At the market close, NYMEX April West Texas Intermediate futures rallied to a $58.74 bbl four-month high on the spot continuous chart, settling the session with a $0.35 gain at $58.61. ICE May Brent crude futures settled down $0.32 at $67.23 bbl, reversing off at $68.14 bbl four-month spot high. NYMEX April RBOB futures reversed from a $1.8822 five-month spot high to settle 0.73cts lower at $1.8495 gallon, while April ULSD futures edged down 0.72cts to a $1.9849 gallon settlement.

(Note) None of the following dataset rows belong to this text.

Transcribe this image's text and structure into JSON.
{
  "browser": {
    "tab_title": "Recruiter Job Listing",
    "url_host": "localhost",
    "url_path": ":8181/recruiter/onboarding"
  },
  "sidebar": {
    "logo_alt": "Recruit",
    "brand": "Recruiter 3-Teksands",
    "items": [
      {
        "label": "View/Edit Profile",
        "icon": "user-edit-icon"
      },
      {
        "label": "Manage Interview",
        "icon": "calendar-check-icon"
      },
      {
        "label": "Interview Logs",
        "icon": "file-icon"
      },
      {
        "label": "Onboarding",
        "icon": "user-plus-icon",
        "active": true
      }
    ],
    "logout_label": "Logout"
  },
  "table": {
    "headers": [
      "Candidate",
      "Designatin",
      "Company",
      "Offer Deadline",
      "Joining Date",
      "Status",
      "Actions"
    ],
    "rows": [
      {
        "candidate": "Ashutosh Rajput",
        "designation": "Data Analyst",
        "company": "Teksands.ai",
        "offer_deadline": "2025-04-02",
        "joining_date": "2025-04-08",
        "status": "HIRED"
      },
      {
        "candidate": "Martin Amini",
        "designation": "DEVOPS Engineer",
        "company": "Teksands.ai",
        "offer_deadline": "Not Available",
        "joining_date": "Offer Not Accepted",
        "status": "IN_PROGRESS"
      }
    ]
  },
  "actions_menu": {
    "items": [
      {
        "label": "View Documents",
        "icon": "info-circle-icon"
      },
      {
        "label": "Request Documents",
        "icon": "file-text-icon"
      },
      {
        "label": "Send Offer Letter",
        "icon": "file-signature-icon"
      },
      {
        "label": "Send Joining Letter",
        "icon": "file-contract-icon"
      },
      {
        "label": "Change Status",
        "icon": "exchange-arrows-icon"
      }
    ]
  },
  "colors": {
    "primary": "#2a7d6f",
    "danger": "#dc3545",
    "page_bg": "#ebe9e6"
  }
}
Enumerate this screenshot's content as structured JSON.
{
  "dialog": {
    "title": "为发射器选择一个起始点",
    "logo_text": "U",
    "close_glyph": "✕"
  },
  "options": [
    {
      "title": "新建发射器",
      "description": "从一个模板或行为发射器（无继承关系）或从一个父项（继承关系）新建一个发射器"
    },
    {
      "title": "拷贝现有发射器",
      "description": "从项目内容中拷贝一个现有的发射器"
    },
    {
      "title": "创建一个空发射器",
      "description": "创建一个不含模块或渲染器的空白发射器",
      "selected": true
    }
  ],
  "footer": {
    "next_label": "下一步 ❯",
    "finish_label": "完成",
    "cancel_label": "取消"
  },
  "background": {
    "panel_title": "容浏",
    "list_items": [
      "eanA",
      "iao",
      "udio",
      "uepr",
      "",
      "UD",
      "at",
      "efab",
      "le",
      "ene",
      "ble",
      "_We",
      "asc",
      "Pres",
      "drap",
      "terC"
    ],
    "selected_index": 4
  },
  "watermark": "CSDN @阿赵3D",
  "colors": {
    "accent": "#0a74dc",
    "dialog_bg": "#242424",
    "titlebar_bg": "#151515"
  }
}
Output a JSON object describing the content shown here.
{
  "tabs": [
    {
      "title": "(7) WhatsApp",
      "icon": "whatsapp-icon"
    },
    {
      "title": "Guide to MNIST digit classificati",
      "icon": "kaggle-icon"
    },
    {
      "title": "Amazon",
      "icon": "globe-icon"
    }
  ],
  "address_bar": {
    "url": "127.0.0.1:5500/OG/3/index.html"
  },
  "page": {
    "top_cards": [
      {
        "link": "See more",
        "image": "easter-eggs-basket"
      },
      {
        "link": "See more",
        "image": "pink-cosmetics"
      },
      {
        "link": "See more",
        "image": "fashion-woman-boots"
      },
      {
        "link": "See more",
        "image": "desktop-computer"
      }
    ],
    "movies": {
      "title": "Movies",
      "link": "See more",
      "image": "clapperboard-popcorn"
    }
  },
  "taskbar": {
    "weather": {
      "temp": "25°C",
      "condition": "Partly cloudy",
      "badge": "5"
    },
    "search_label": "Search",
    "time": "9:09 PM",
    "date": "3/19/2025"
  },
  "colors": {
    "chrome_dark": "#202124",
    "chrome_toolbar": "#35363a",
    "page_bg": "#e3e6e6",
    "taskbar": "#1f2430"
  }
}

Oil futures came under selling pressure Thursday afternoon following overnight industrial data from China, showing output fell to a 17-year low in the first two months of the year. Chinese industrial production expanded by less-than-expected 5.3%, down 0.4% from December, while the unemployment rate jumped sharply higher to 5.3% in February from 4.9% in December.
Industrial contraction and job shedding by export-oriented companies point to further weakness in the world's second largest economy. Last week, China reported its exports tumbled 20.7% in February, the lowest in three years, which also suggests U.S. tariffs on Chinese goods and cooling global demand are taking a greater toll on its economy. U.S. President Donald Trump said on Wednesday he was in no rush to complete a trade pact with China and suggested the U.S.-China trade agreement might be delayed until late April at the earliest.
On supply, OPEC production fell 221,000 bpd to 30.5 million bpd in February, according to an assessment by secondary sources in the cartel's Monthly Oil Market Report released Thursday morning. Involuntarily losses from Venezuela accounted for a majority of the decline, with the country's output down 142,000 bpd to 1.008 million bpd in February. Saudi Arabia's production reached a 10-month low for the profiled month, pumping 10.087 million bpd and well below its required quota under the OPEC+ agreement. Last month, Saudi Arabia recorded a 166% compliance rate with the OPEC+ agreement, while two key members of the cartel are currently failing to meet the agreed quotas. Iraq's compliance was only at 73% in February, while Nigeria also failed to meet an assigned production ceiling, despite coming under pressure from Riyadh to step up its compliance.
The tightening global market comes as the Energy Information Administration at midweek reported a larger-than-expected 3.9 million bbl drawdown from U.S. commercial crude inventory during the week ended March 8. EIA data also shows the year-on-year growth rate in domestic crude production detailed in the weekly figure has narrowed since the first week in January, reflecting the trend of falling oil rigs and after EIA lowered its growth estimates for this year and next. Baker Hughes on March 8 reported the U.S. oil-rig count at an 834 10-month low, with 51 rigs taken out of service year-to-date.